Next generation energy storage devices for stationary as well as mobile electronics will not only need high gravimetric and volumetric capacity, but also long term stability even in rough environments at elevated temperature. Here, all solid state batteries based on Li-garnet structures are shown as interesting model systems that: i.) can partially use industrial waste heat to increase charging times (increased Li⁺ diffusion) for stationary, ii.) can integrate new high capacity electrode materials which show conventionally a low stability in standard liquid/polymer based Li-batteries, iii.) are easy transferrable to model thin film battery structures for powering of portable electronics. Going all-solid-state opens up completely new pathways for chip integration and downscaling to the sub-micron range for high energy densities to battle supercapacitors. From a materials perspective, cubic garnet Li₇La₃Zr₂O₁₂-based structures are among the fastest conducting solid state electrolytes^[1]. Moreover, their inherent compatibility with metallic Lithium, stability in a wide voltage range as well as their Arrhenius-activated conduction mechanism support their prospering interest for all solid state large-scale and future microbatteries. On the electrode side, Li₄Ti₅O₁₂ is known as one of the most stable anode material due to its remarkably low volume expansion upon lithiation/delithiation and its good cycle performance ^[2].

We hereby report our latest progress on nanostructuring different promising anode thin films of Li₄Ti₅O₁₂ / TiO₂ mixed-phase deposited by pulsed laser deposition and constructed bilayer half-cells batteries systems with Li₇La₃Zr₂O₁₂ pellets as the electrolyte. Rate capability studies as well as galvanostatic cycling of this system showed promising initial capacity and acted as a case study for the well-known Li₄Ti₅O₁₂ thin film anode, shown its good compatibility with the investigated solid garnet electrolyte.
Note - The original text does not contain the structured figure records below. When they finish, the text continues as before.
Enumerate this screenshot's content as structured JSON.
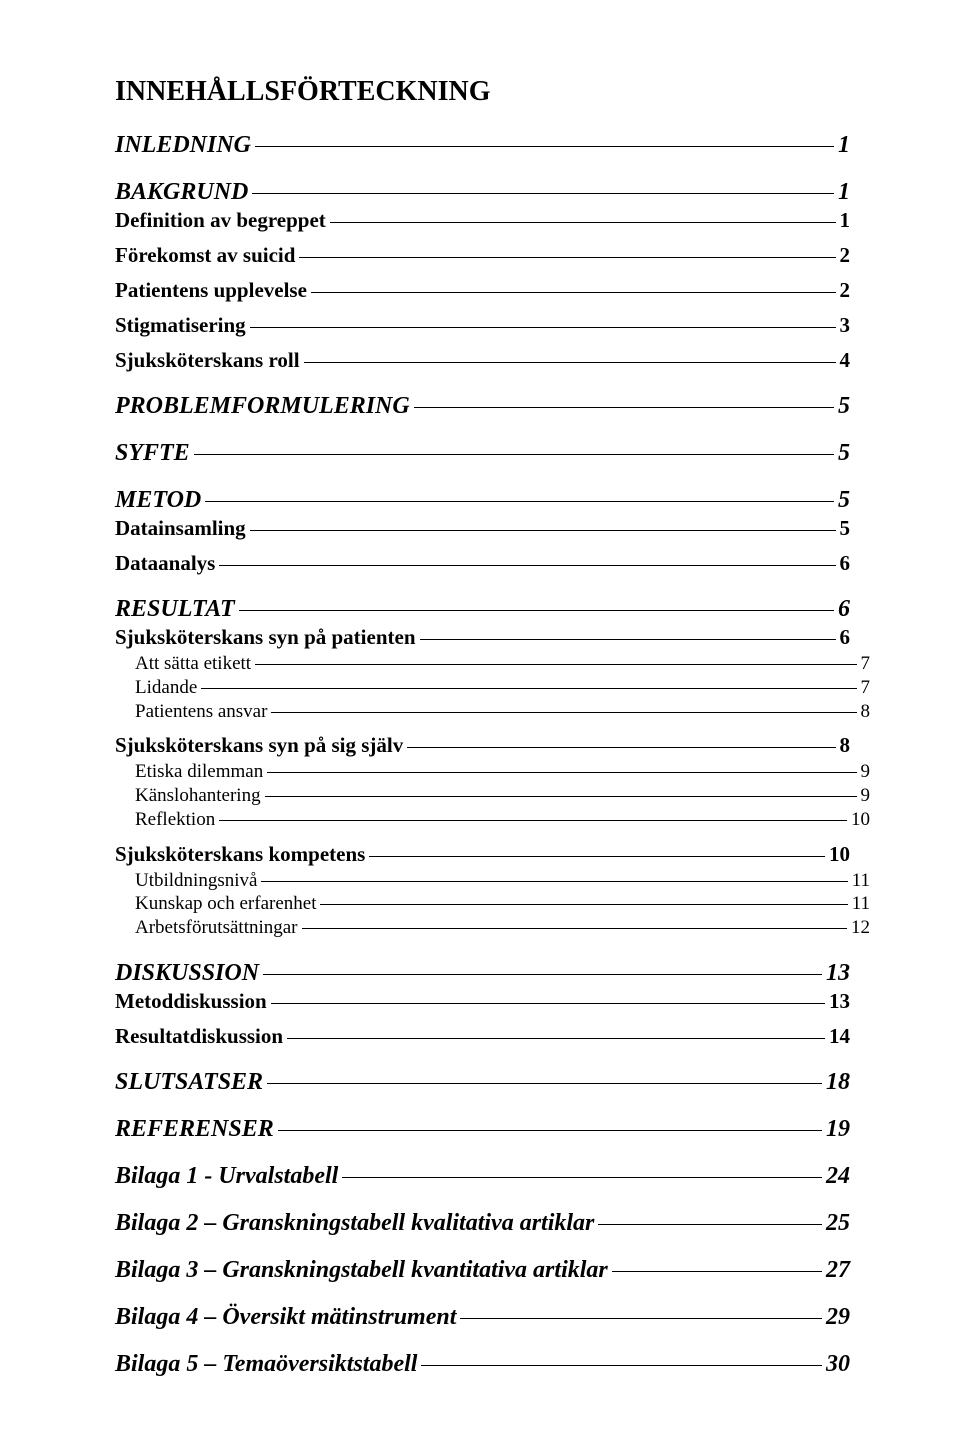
{
  "heading": "INNEHÅLLSFÖRTECKNING",
  "entries": [
    {
      "level": 1,
      "text": "INLEDNING",
      "page": "1"
    },
    {
      "level": 1,
      "text": "BAKGRUND",
      "page": "1"
    },
    {
      "level": 2,
      "text": "Definition av begreppet",
      "page": "1"
    },
    {
      "level": 2,
      "text": "Förekomst av suicid",
      "page": "2"
    },
    {
      "level": 2,
      "text": "Patientens upplevelse",
      "page": "2"
    },
    {
      "level": 2,
      "text": "Stigmatisering",
      "page": "3"
    },
    {
      "level": 2,
      "text": "Sjuksköterskans roll",
      "page": "4"
    },
    {
      "level": 1,
      "text": "PROBLEMFORMULERING",
      "page": "5"
    },
    {
      "level": 1,
      "text": "SYFTE",
      "page": "5"
    },
    {
      "level": 1,
      "text": "METOD",
      "page": "5"
    },
    {
      "level": 2,
      "text": "Datainsamling",
      "page": "5"
    },
    {
      "level": 2,
      "text": "Dataanalys",
      "page": "6"
    },
    {
      "level": 1,
      "text": "RESULTAT",
      "page": "6"
    },
    {
      "level": 2,
      "text": "Sjuksköterskans syn på patienten",
      "page": "6"
    },
    {
      "level": 3,
      "text": "Att sätta etikett",
      "page": "7"
    },
    {
      "level": 3,
      "text": "Lidande",
      "page": "7"
    },
    {
      "level": 3,
      "text": "Patientens ansvar",
      "page": "8"
    },
    {
      "level": 2,
      "text": "Sjuksköterskans syn på sig själv",
      "page": "8"
    },
    {
      "level": 3,
      "text": "Etiska dilemman",
      "page": "9"
    },
    {
      "level": 3,
      "text": "Känslohantering",
      "page": "9"
    },
    {
      "level": 3,
      "text": "Reflektion",
      "page": "10"
    },
    {
      "level": 2,
      "text": "Sjuksköterskans kompetens",
      "page": "10"
    },
    {
      "level": 3,
      "text": "Utbildningsnivå",
      "page": "11"
    },
    {
      "level": 3,
      "text": "Kunskap och erfarenhet",
      "page": "11"
    },
    {
      "level": 3,
      "text": "Arbetsförutsättningar",
      "page": "12"
    },
    {
      "level": 1,
      "text": "DISKUSSION",
      "page": "13"
    },
    {
      "level": 2,
      "text": "Metoddiskussion",
      "page": "13"
    },
    {
      "level": 2,
      "text": "Resultatdiskussion",
      "page": "14"
    },
    {
      "level": 1,
      "text": "SLUTSATSER",
      "page": "18"
    },
    {
      "level": 1,
      "text": "REFERENSER",
      "page": "19"
    },
    {
      "level": 1,
      "text": "Bilaga 1 - Urvalstabell",
      "page": "24"
    },
    {
      "level": 1,
      "text": "Bilaga 2 – Granskningstabell kvalitativa artiklar",
      "page": "25"
    },
    {
      "level": 1,
      "text": "Bilaga 3 – Granskningstabell kvantitativa artiklar",
      "page": "27"
    },
    {
      "level": 1,
      "text": "Bilaga 4 – Översikt mätinstrument",
      "page": "29"
    },
    {
      "level": 1,
      "text": "Bilaga 5 – Temaöversiktstabell",
      "page": "30"
    }
  ]
}
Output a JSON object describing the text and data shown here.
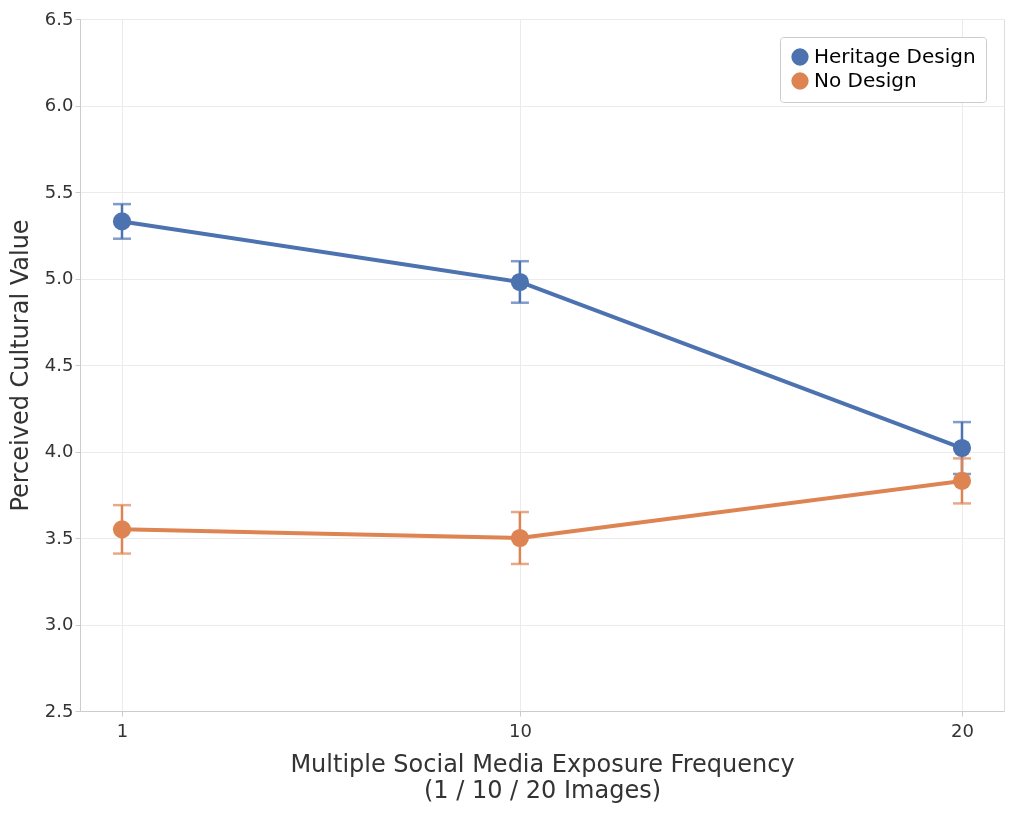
{
  "chart_data": {
    "type": "line",
    "xlabel": "Multiple Social Media Exposure Frequency\n(1 / 10 / 20 Images)",
    "ylabel": "Perceived Cultural Value",
    "x": [
      1,
      10,
      20
    ],
    "series": [
      {
        "name": "Heritage Design",
        "color": "#4c72b0",
        "values": [
          5.33,
          4.98,
          4.02
        ],
        "errors": [
          0.1,
          0.12,
          0.15
        ]
      },
      {
        "name": "No Design",
        "color": "#dd8452",
        "values": [
          3.55,
          3.5,
          3.83
        ],
        "errors": [
          0.14,
          0.15,
          0.13
        ]
      }
    ],
    "xlim": [
      0.05,
      20.95
    ],
    "xticks": [
      1,
      10,
      20
    ],
    "ylim": [
      2.5,
      6.5
    ],
    "yticks": [
      2.5,
      {
        "value": 3,
        "label": "3.0"
      },
      3.5,
      {
        "value": 4,
        "label": "4.0"
      },
      4.5,
      {
        "value": 5,
        "label": "5.0"
      },
      5.5,
      {
        "value": 6,
        "label": "6.0"
      },
      6.5
    ],
    "grid": true,
    "legend": "top right",
    "marker": "circle",
    "line_style": "solid"
  }
}
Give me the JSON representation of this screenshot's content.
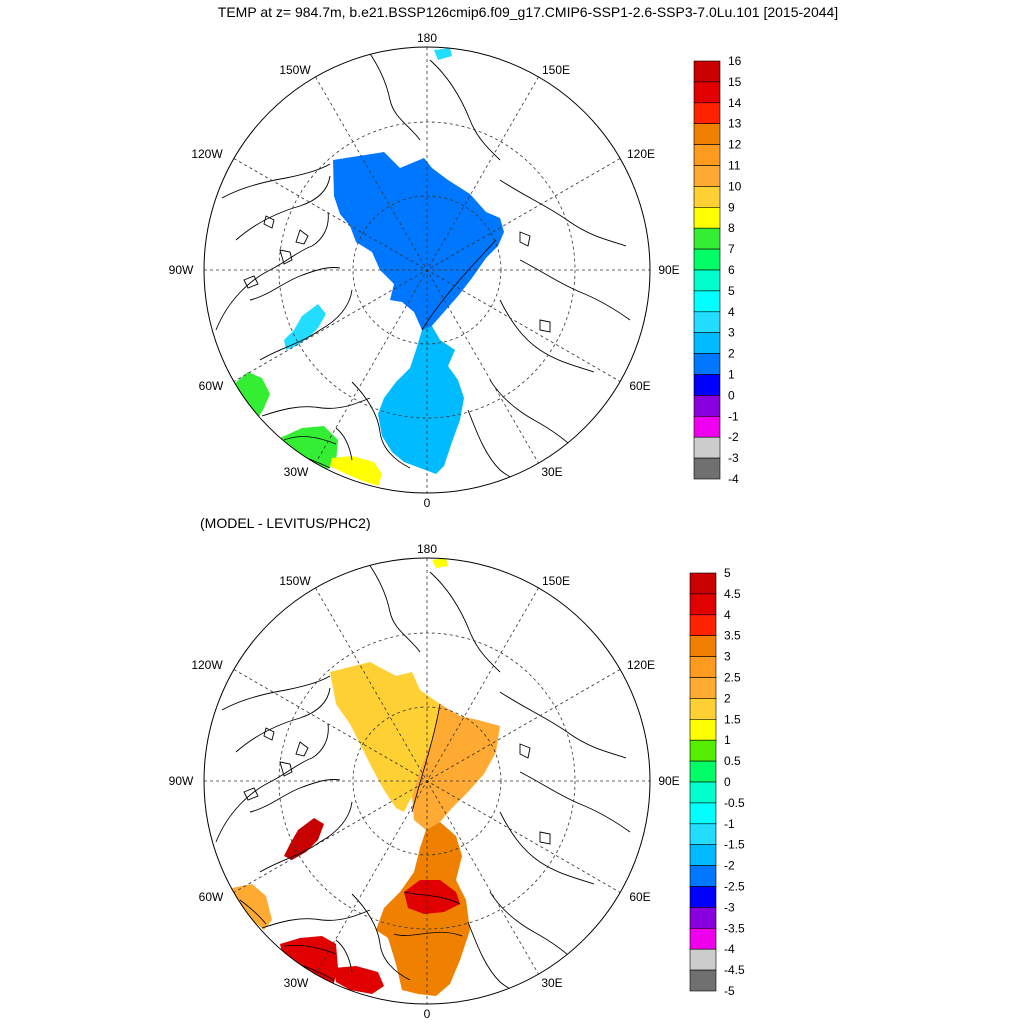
{
  "title": "TEMP at z= 984.7m, b.e21.BSSP126cmip6.f09_g17.CMIP6-SSP1-2.6-SSP3-7.0Lu.101 [2015-2044]",
  "panel2_title": "(MODEL - LEVITUS/PHC2)",
  "lon_labels": {
    "l180": "180",
    "l150W": "150W",
    "l150E": "150E",
    "l120W": "120W",
    "l120E": "120E",
    "l90W": "90W",
    "l90E": "90E",
    "l60W": "60W",
    "l60E": "60E",
    "l30W": "30W",
    "l30E": "30E",
    "l0": "0"
  },
  "colorbar_top": {
    "labels": [
      "16",
      "15",
      "14",
      "13",
      "12",
      "11",
      "10",
      "9",
      "8",
      "7",
      "6",
      "5",
      "4",
      "3",
      "2",
      "1",
      "0",
      "-1",
      "-2",
      "-3",
      "-4"
    ],
    "colors": [
      "#c80000",
      "#e00000",
      "#ff2200",
      "#f08000",
      "#ff9a20",
      "#ffaa33",
      "#ffd033",
      "#ffff00",
      "#33ee33",
      "#00ff66",
      "#00ffcc",
      "#00ffff",
      "#22ddff",
      "#00bbff",
      "#0077ff",
      "#0000ff",
      "#8800dd",
      "#ee00ee",
      "#cccccc",
      "#707070"
    ]
  },
  "colorbar_bottom": {
    "labels": [
      "5",
      "4.5",
      "4",
      "3.5",
      "3",
      "2.5",
      "2",
      "1.5",
      "1",
      "0.5",
      "0",
      "-0.5",
      "-1",
      "-1.5",
      "-2",
      "-2.5",
      "-3",
      "-3.5",
      "-4",
      "-4.5",
      "-5"
    ],
    "colors": [
      "#c80000",
      "#e00000",
      "#ff2200",
      "#f08000",
      "#ff9a20",
      "#ffaa33",
      "#ffd033",
      "#ffff00",
      "#55ee00",
      "#00ff66",
      "#00ffcc",
      "#00ffff",
      "#22ddff",
      "#00bbff",
      "#0077ff",
      "#0000ff",
      "#8800dd",
      "#ee00ee",
      "#cccccc",
      "#707070"
    ]
  }
}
Near-order phenomena could be tracked by Raman spectroscopy and gave insight into the process of lithiation and delithiation. To the best of our knowledge, no such study has yet been reported in literature. However, degradation and ageing effects still remain challenging and will be discussed.

References

^[1] Thangadurai et al., Chemical Society Reviews 43(13), 4714.

^[2] Kumantani et al. Applied Physics Letters 101(12), 123103.